In Austin, many NIMBY followers hold these sentiments in the hopes of preserving the value of their investments or in the hopes that they will continue to appreciate faster than they would if we built the housing we need (artificially limiting supply drives up the value of what is already built). Regardless of the many important benefits surrounding new housing projects, NIMBY beliefs tend to induce political disputes and legal obstacles that cause setbacks to their development. In turn, the NIMBY ideology significantly influences housing projects, preventing them from moving forward in many cases.
On the opposing spectrum, many people are in the pro-housing category.
Yes in My Backyard (YIMBY)
YIMBY stands for “Yes in My Backyard” and refers to those who hold pro-development stances focusing on improving density and growth, often emphasizing affordable housing. Those who follow the YIMBY mantra believe that land use codes and zoning laws are in dire need of reform to enable the establishment of more affordable housing.

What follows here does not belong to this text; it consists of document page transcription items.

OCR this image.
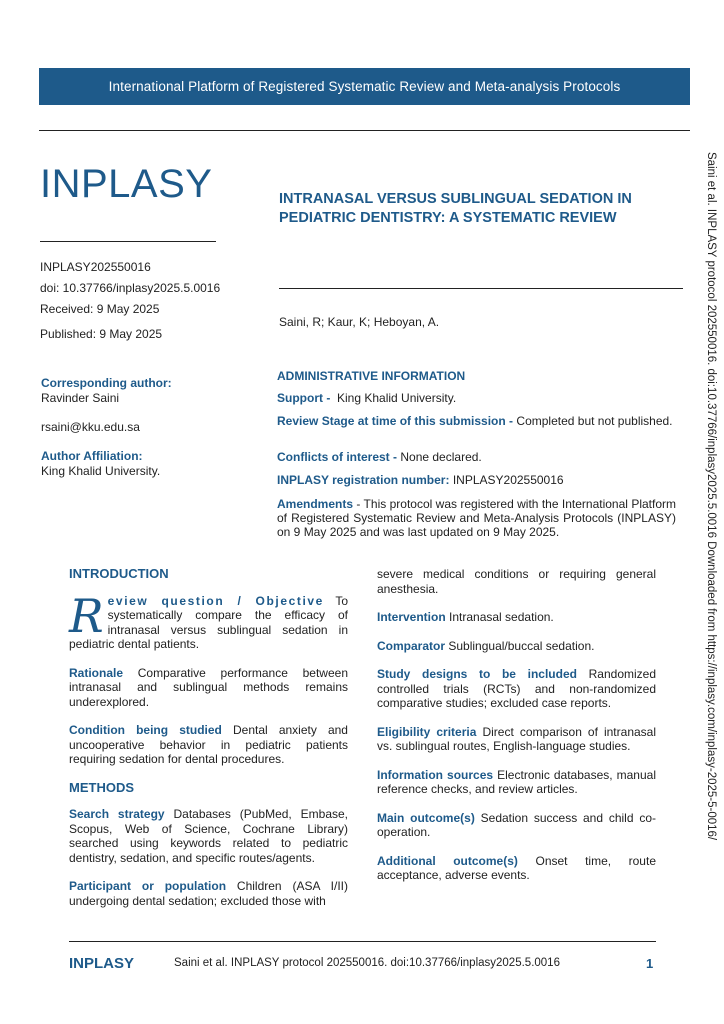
International Platform of Registered Systematic Review and Meta-analysis Protocols
INPLASY	INTRANASAL VERSUS SUBLINGUAL SEDATION IN PEDIATRIC DENTISTRY: A SYSTEMATIC REVIEW
INPLASY202550016
doi: 10.37766/inplasy2025.5.0016
Received: 9 May 2025
Published: 9 May 2025
Saini, R; Kaur, K; Heboyan, A.
Corresponding author:
Ravinder Saini
rsaini@kku.edu.sa
Author Affiliation:
King Khalid University.
ADMINISTRATIVE INFORMATION
Support - King Khalid University.
Review Stage at time of this submission - Completed but not published.
Conflicts of interest - None declared.
INPLASY registration number: INPLASY202550016
Amendments - This protocol was registered with the International Platform of Registered Systematic Review and Meta-Analysis Protocols (INPLASY) on 9 May 2025 and was last updated on 9 May 2025.
INTRODUCTION

Review question / Objective To systematically compare the efficacy of intranasal versus sublingual sedation in pediatric dental patients.

Rationale Comparative performance between intranasal and sublingual methods remains underexplored.

Condition being studied Dental anxiety and uncooperative behavior in pediatric patients requiring sedation for dental procedures.

METHODS

Search strategy Databases (PubMed, Embase, Scopus, Web of Science, Cochrane Library) searched using keywords related to pediatric dentistry, sedation, and specific routes/agents.

Participant or population Children (ASA I/II) undergoing dental sedation; excluded those with

severe medical conditions or requiring general anesthesia.

Intervention Intranasal sedation.

Comparator Sublingual/buccal sedation.

Study designs to be included Randomized controlled trials (RCTs) and non-randomized comparative studies; excluded case reports.

Eligibility criteria Direct comparison of intranasal vs. sublingual routes, English-language studies.

Information sources Electronic databases, manual reference checks, and review articles.

Main outcome(s) Sedation success and child co-operation.

Additional outcome(s) Onset time, route acceptance, adverse events.

Saini et al. INPLASY protocol 202550016. doi:10.37766/inplasy2025.5.0016 Downloaded from https://inplasy.com/inplasy-2025-5-0016/
INPLASY	Saini et al. INPLASY protocol 202550016. doi:10.37766/inplasy2025.5.0016	1
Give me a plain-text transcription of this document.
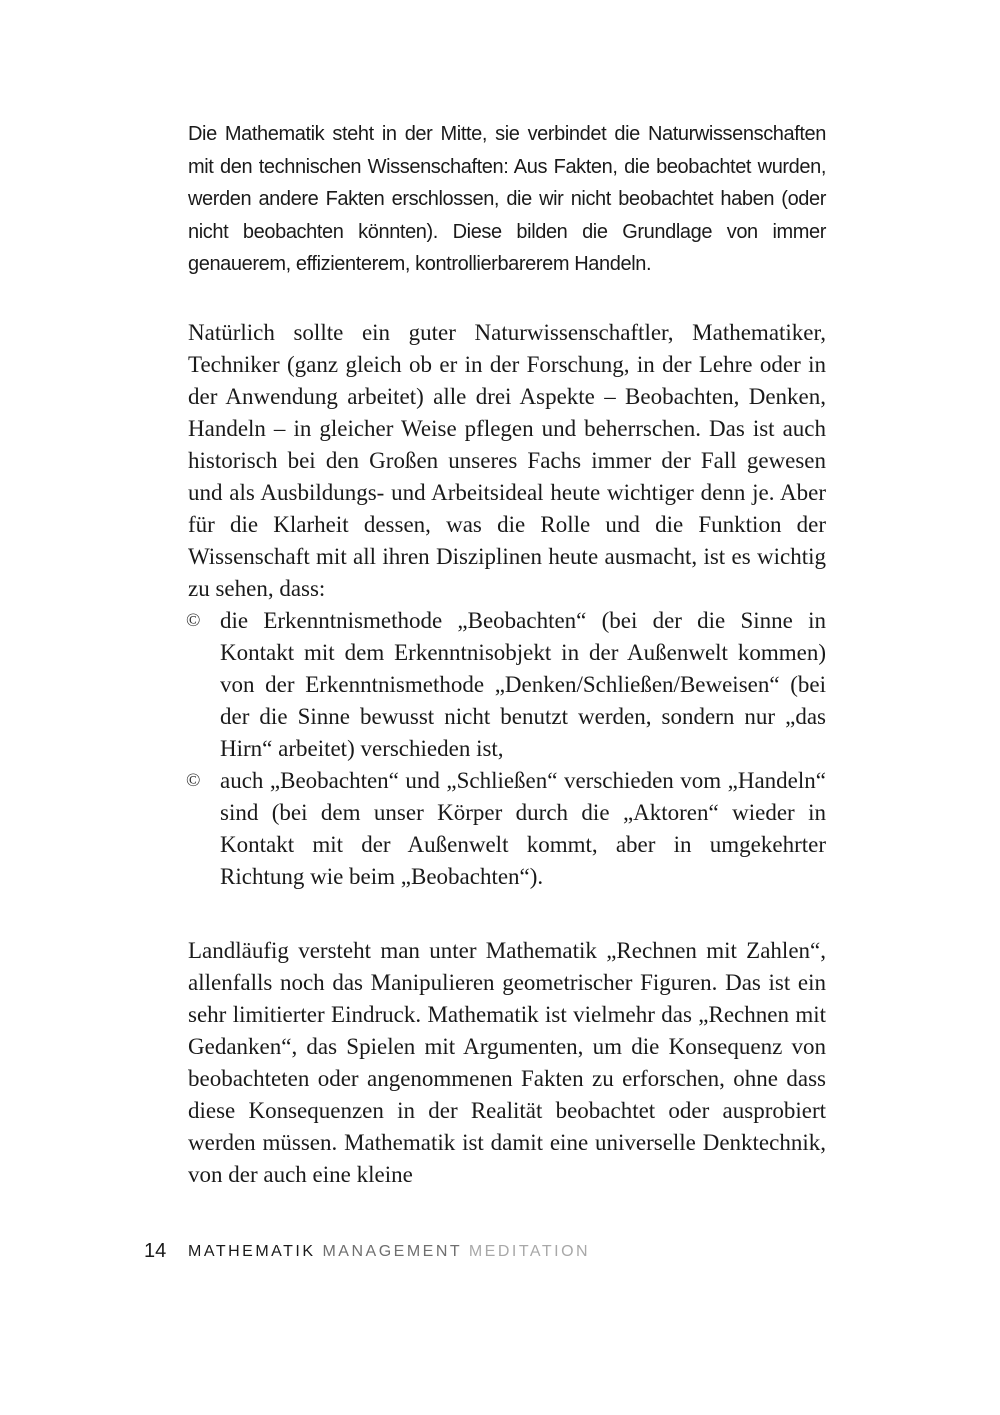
Die Mathematik steht in der Mitte, sie verbindet die Naturwissenschaften mit den technischen Wissenschaften: Aus Fakten, die beobachtet wurden, werden andere Fakten erschlossen, die wir nicht beobachtet haben (oder nicht beobachten könnten). Diese bilden die Grundlage von immer genauerem, effizienterem, kontrollierbarerem Handeln.

Natürlich sollte ein guter Naturwissenschaftler, Mathematiker, Techniker (ganz gleich ob er in der Forschung, in der Lehre oder in der Anwendung arbeitet) alle drei Aspekte – Beobachten, Denken, Handeln – in gleicher Weise pflegen und beherrschen. Das ist auch historisch bei den Großen unseres Fachs immer der Fall gewesen und als Ausbildungs- und Arbeitsideal heute wichtiger denn je. Aber für die Klarheit dessen, was die Rolle und die Funktion der Wissenschaft mit all ihren Disziplinen heute ausmacht, ist es wichtig zu sehen, dass:

© die Erkenntnismethode „Beobachten“ (bei der die Sinne in Kontakt mit dem Erkenntnisobjekt in der Außenwelt kommen) von der Erkenntnismethode „Denken/Schließen/Beweisen“ (bei der die Sinne bewusst nicht benutzt werden, sondern nur „das Hirn“ arbeitet) verschieden ist,
© auch „Beobachten“ und „Schließen“ verschieden vom „Handeln“ sind (bei dem unser Körper durch die „Aktoren“ wieder in Kontakt mit der Außenwelt kommt, aber in umgekehrter Richtung wie beim „Beobachten“).

Landläufig versteht man unter Mathematik „Rechnen mit Zahlen“, allenfalls noch das Manipulieren geometrischer Figuren. Das ist ein sehr limitierter Eindruck. Mathematik ist vielmehr das „Rechnen mit Gedanken“, das Spielen mit Argumenten, um die Konsequenz von beobachteten oder angenommenen Fakten zu erforschen, ohne dass diese Konsequenzen in der Realität beobachtet oder ausprobiert werden müssen. Mathematik ist damit eine universelle Denktechnik, von der auch eine kleine

14 MATHEMATIK MANAGEMENT MEDITATION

The YIMBY argument is centered around the idea that building more housing will create additional options at various income levels while limiting direct environmental impacts. The YIMBY movement was a direct response to the NIMBY ideology and generally maintains a positive outlook toward more housing supply overall.
How Does This Affect the Austin Community?
These two groups represent entirely opposing sides in terms of housing development and planning, often coming head to head in courtrooms and at City Hall. Austin has entrenched, well-funded NIMBY groups that protest the policies that make housing easier to build, specifically in areas with affluent neighborhoods and higher home values. There is a long effort to protect exclusionary zoning in many of Austin's highest opportunity areas.
The Austin region has experienced tremendous growth in population, including a surge of affluent new residents, and an increase in economic prosperity. The high demand for housing has triggered a soaring rise in rental costs, real estate prices, and salaries — despite the higher wages, the cost of living has risen even higher. The increased cost of living has created tension in the housing market, culminating in a significant need for more affordable housing.
For every battle that the NIMBY following brings front and center, the pro-housing advocates (YIMBYs) will serve as the opposing voice, pointing out that their unsubstantiated fears of falling property values and increased community problems have not historically held true.